En declaraciones a radio Carve, Kreimerman dijo que "si se cumple con el presupuesto de la Udelar ahí se podría sustentar un sistema de becas y sería innecesario el Fondo de Solidaridad".

Markarian también estuvo de acuerdo con ese planteo, aunque prefirió mirar lo que sucede actualmente, es decir que con el dinero que tienen asignado no pueden prescindir de lo que le otorga el Fondo.

"Si se nos diera todo lo que hemos pedido para el quinquenio podríamos, pero la realidad es otra. Y ahí terminó la discusión. Si nos dieran más, capaz que hasta sobraría", ironizó.

El 10 de enero el Poder Ejecutivo reglamentó que los egresados de instituciones públicas terciarias debían comenzar a pagar el tributo de manera mensual y no anual, como estaba estipulado. Eso llevó a que los reclamos de quienes deben pagarlo se multiplicaran.

El decreto de 2017, que modifica la estructura original, indica que el monto a pagar depende de la duración de la carrera y la antigüedad.

Los que pagan menos son aquellos con carreras de menos de cuatro años, entre el quinto y noveno año de egreso. En su caso, abonan el equivalente a media BPC por año ($ 1.805). Pagan más quienes egresaron hace más de nueve años de carreras de cuatro años o superior, que aportan 2 BPC anuales ($ 7.222). El pago se realiza aunque no se trabaje de lo que se estudió, durante 35 años o hasta que se deje de trabajar y se cobre una jubilación.

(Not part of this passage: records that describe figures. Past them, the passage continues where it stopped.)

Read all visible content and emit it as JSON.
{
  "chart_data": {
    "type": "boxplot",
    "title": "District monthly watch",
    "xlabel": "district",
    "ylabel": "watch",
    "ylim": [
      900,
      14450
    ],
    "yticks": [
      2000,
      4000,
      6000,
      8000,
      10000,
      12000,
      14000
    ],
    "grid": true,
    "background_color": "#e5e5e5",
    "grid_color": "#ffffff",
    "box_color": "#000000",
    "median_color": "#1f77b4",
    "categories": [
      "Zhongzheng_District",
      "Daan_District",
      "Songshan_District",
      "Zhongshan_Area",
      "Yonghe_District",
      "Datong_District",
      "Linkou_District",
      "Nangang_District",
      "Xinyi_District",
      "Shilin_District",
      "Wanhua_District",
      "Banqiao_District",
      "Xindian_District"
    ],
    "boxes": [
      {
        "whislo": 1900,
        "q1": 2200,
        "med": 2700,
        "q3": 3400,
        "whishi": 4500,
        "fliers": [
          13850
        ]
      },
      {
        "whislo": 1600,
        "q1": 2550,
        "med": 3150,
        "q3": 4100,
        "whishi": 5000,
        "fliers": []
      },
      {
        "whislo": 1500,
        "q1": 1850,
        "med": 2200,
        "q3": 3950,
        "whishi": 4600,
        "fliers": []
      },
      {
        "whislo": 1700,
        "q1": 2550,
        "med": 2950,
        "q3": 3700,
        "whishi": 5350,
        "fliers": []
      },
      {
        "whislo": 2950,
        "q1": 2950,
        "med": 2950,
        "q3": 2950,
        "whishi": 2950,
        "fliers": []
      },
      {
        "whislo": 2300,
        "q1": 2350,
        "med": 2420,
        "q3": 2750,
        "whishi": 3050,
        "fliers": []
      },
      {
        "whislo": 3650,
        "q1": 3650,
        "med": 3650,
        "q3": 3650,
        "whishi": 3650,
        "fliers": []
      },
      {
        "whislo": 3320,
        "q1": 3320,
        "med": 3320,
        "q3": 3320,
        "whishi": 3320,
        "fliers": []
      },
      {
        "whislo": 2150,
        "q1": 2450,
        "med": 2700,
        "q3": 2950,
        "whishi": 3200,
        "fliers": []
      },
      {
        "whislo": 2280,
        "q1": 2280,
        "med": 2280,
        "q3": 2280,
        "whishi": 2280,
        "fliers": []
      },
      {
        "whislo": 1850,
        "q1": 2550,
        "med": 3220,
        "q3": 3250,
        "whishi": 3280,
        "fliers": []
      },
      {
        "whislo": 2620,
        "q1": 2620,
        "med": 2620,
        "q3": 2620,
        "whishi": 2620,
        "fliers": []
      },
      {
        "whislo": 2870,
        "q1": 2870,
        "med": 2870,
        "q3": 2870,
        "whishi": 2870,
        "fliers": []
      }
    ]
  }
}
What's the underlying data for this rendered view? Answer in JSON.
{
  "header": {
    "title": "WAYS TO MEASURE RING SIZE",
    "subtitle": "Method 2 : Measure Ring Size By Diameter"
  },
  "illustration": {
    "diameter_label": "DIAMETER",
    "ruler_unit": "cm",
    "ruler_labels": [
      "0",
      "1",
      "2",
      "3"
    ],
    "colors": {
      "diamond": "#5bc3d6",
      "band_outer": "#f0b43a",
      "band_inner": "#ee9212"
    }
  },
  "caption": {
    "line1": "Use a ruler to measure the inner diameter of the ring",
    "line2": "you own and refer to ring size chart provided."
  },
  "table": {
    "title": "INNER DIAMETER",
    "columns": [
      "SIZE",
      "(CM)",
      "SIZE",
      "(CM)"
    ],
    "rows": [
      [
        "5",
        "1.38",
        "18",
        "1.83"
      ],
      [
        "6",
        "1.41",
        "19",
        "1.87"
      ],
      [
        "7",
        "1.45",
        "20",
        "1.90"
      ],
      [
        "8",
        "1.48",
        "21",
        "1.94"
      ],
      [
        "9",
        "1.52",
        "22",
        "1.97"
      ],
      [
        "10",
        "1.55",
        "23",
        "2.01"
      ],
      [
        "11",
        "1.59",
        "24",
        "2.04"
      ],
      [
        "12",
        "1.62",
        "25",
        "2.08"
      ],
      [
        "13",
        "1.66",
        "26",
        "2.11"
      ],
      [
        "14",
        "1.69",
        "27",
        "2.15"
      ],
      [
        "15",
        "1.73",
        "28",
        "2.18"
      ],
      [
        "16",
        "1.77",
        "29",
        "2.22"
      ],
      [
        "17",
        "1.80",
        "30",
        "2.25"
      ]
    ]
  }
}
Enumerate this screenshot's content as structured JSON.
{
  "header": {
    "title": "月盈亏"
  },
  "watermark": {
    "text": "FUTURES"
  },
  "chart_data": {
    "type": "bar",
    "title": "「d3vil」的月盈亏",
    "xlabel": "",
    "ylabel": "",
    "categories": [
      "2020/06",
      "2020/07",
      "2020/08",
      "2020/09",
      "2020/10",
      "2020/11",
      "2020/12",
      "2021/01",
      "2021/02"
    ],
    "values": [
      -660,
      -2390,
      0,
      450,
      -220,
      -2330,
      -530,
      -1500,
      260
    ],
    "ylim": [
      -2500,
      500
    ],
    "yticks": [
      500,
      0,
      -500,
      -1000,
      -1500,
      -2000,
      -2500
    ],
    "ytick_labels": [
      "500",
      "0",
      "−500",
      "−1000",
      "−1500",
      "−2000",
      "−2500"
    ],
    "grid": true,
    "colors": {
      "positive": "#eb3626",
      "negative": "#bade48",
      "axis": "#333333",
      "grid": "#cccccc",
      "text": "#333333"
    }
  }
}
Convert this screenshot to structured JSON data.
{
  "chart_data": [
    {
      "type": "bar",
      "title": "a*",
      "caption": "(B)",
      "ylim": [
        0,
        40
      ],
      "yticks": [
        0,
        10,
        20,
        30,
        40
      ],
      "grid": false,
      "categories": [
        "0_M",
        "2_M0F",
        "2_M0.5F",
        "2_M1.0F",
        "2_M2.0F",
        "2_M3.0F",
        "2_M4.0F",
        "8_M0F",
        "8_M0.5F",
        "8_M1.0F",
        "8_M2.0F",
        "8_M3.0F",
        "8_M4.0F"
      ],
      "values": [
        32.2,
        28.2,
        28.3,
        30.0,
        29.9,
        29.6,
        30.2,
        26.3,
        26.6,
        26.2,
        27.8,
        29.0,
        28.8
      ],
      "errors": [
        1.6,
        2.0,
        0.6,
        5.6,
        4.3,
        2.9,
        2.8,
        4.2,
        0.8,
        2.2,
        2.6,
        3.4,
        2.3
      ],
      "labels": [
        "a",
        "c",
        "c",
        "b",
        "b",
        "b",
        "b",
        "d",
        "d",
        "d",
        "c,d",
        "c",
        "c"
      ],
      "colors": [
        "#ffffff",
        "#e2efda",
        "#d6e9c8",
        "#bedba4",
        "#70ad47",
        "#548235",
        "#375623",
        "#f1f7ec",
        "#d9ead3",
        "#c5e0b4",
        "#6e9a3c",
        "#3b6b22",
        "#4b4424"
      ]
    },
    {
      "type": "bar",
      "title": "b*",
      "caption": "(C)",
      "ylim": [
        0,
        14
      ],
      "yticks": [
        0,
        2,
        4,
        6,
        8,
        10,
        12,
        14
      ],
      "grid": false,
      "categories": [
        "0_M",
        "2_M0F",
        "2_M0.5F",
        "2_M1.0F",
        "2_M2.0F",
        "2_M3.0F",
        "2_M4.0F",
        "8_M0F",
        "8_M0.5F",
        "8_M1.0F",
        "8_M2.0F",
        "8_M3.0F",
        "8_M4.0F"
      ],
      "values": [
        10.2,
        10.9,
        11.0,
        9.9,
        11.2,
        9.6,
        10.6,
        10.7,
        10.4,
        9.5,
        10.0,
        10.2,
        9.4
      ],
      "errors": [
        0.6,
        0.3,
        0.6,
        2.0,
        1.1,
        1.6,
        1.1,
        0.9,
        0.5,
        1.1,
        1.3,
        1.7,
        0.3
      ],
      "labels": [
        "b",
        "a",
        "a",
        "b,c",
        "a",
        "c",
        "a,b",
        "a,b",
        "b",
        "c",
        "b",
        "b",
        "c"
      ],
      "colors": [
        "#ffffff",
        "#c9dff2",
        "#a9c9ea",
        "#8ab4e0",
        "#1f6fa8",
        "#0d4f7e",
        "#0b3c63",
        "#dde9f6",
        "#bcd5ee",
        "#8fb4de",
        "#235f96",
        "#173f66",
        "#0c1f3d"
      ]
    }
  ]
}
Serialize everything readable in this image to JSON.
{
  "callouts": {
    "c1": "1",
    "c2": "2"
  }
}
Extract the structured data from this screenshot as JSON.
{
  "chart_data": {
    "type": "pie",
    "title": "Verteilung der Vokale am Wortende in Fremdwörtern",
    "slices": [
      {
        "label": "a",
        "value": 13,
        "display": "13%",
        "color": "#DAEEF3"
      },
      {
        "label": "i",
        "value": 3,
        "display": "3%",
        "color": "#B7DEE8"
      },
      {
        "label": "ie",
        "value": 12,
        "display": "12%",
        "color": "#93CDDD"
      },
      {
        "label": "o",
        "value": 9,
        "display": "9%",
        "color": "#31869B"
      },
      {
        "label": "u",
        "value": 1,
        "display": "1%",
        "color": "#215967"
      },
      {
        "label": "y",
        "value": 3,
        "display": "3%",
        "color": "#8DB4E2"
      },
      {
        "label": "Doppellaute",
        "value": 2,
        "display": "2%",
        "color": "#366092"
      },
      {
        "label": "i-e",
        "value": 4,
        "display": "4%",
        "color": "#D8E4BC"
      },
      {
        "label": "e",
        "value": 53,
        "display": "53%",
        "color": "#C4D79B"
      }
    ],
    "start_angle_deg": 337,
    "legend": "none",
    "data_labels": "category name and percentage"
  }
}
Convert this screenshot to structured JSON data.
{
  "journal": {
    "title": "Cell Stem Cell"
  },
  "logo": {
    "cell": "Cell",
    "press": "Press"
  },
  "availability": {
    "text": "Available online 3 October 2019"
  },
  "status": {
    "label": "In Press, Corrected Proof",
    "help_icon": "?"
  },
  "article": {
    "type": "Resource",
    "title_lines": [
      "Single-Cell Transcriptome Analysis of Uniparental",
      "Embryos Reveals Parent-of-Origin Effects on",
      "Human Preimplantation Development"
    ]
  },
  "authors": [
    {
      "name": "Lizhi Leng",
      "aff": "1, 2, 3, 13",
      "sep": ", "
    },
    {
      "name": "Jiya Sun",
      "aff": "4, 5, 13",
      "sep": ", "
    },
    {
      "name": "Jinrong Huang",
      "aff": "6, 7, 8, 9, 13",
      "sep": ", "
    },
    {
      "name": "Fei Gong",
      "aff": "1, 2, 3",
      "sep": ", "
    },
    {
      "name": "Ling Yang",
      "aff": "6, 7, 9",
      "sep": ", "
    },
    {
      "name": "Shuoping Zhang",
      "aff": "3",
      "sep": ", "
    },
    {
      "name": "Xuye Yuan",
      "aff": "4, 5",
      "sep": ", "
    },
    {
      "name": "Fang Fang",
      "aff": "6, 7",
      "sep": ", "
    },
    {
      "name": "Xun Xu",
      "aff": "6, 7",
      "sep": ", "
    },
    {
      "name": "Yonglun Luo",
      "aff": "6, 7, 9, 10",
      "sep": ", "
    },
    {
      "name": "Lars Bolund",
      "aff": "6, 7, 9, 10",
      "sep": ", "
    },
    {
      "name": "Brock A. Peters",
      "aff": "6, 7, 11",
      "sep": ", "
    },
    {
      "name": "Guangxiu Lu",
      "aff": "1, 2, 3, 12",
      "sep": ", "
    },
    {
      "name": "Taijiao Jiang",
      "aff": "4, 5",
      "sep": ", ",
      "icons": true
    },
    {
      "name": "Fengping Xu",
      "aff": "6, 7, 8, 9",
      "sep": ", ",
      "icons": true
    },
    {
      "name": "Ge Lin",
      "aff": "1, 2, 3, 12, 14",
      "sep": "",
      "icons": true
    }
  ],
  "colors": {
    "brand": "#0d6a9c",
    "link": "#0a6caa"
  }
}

Las becas que se otorgan equivalen a unos $ 7.200 y se comenzarán a dar a partir de mayo para aquellos estudiantes que las solicitan por primera vez y de marzo para quienes ya recibieron el apoyo económico el año pasado. Está previsto que se den 8.225 subvenciones en 2017, publicó Presidencia.



Egresados piden prórroga

La Asociación Uruguaya de Egresados Terciarios de la Educación Pública manifestó "preocupación" por la demora en los plazos en los cuales el Fondo de Solidaridad "otorga a los egresados la contraseña que necesitan" para tramitar la declaración jurada de exoneración 2016. Según indican en un comunicado, hay egresados a los que todavía no se les entregó la contraseña a pesar de que "iniciaron la gestión en enero", por lo que solicitan que se prorrogue el plazo de vencimiento para presentar las declaraciones juradas.